Monday, October 31, 2011
Man it has been long time...
Then when C was a mere 12 months old Mommy got all confused and got pregnant with L. He was born on a cool Saturday in May and started shaking everything up. No one ever told me that going from 1 baby to 2 more than doubles the work. In many ways he is the exact opposite of C. He doesn’t sleep all that well whereas C slept like an angel from 8 weeks. He is a big time snuggler though and she never was. He adores watching C sing and play and I can’t wait to see them running around together.
Other than that life is good. We moved almost an hour closer to work early in 2011 and that has really given us our life back. We get to spend more time with the kids and less time sitting in the car. I spend most of time chasing kids, nursing, and being hooked up to a breast pump; I know super exciting right. I know that I am super blessed to be able to nurse for so long but Momma is ready for a break. I have been pregnant or nursing for 37 straight months….yep 37. I am so ready to have a cocktail without having to plan the crap out of it and go out of town with my Husband. All in good time I suppose. Maybe I will actually update something on here sometime soon. We’ll see!
Friday, March 26, 2010
You should feel better about yourself in 1...2...

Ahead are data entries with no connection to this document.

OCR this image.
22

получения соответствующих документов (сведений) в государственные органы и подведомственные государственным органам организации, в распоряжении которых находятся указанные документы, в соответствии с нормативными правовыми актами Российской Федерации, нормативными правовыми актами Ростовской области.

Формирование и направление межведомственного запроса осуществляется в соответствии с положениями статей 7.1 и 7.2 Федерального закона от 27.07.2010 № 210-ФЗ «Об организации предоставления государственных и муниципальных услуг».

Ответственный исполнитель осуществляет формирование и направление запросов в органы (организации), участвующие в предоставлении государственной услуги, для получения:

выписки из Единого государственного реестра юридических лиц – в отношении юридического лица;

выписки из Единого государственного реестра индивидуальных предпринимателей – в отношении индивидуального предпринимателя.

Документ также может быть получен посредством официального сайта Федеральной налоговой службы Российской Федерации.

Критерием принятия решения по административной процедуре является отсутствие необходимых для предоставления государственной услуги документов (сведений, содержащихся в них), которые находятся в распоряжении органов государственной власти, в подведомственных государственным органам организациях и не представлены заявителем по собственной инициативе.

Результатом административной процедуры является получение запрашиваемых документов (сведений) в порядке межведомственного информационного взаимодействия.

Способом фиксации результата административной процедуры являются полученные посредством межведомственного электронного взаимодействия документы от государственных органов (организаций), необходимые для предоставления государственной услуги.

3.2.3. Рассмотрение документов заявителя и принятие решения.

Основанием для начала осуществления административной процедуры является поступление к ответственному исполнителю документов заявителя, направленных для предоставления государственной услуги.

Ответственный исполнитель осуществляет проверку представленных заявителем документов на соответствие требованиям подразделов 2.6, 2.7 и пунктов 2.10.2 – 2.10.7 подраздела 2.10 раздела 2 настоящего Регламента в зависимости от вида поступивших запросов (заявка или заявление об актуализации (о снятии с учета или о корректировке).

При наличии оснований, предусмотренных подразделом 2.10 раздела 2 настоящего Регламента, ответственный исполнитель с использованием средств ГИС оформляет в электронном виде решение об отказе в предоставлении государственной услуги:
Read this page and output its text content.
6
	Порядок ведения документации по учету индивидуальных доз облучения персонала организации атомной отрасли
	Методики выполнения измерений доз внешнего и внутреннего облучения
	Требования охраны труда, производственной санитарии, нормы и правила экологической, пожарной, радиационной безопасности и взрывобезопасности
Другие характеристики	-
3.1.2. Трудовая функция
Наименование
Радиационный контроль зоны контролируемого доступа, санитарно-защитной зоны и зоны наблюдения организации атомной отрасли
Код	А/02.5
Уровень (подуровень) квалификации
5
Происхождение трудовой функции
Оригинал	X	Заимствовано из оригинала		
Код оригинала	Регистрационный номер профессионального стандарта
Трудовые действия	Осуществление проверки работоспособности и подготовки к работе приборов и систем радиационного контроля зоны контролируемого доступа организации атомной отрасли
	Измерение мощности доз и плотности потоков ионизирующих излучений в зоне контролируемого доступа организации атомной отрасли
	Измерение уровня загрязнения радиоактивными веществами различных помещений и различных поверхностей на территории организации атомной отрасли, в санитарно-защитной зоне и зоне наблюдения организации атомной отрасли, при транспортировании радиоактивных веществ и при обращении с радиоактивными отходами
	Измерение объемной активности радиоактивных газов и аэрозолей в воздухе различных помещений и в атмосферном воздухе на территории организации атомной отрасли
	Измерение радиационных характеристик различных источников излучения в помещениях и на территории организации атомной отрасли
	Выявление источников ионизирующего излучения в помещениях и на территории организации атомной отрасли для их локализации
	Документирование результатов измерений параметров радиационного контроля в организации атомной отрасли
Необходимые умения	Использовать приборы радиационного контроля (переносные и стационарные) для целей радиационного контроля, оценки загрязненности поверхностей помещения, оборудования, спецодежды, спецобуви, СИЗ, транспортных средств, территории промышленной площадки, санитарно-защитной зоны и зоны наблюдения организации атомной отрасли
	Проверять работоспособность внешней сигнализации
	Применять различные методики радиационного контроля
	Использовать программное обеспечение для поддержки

It’s true. As a kid I preferred to read than play with kids my age. My poor baby Sister was always trying to get me to go outside and play with her; but alas, I preferred to prop my feet up and read the latest Baby Sitter’s Club book. The day I had to give all of those up a yard sale was oh so sad; anyhow, I digress. So I thought I would let you in on a new secret shame that outlines just how much of a dork I really am.
My job involves a yearly edit of the major requirements in our course catalog. If you have ever attended college of any sort you should know what a catalog is. Anyhow as I peruse through the majors I have to highlight all of the requirements for each and then I go back through and compare that to last year’s requirements. I identify the changes and eventually I change all sort s of public documents with the changes. Seems all innocent and simple right?
Well the thing is that I am very selective with my highlighter colors. Many majors have options and those options have emphases and so the easiest thing to do is use several different colors to make the information pop out. Some years ago I decided that the color should fit the major. For example: I use a yellow highlighter for the construction major because it is the closest color to wood. Here is a small list of the others that seem to go for me and the corresponding reasons why.
- Blue for Geography because most of our planet is water.
- Green for plant science because duh most plants are green.
- Yellow for Chicano studies because it made me think of awesome tortillas and those are made with corn and corn is yellow.
- Green for economics because money is green.
- Yellow for Electrical Eng because for some reason it made me think of electricity which seemed sunny to me- you know they are both sources of power.
- Blue for computer science because in the matrix there was a blue pill and although I don’t know if that is the one Neal chose or even if the matrix has anything in the world to do with computers that is what I think of when I see computer science.
- Orange for Geology because it is the closest thing I have to a rock color.
I could go on and on. I only wish I was kidding.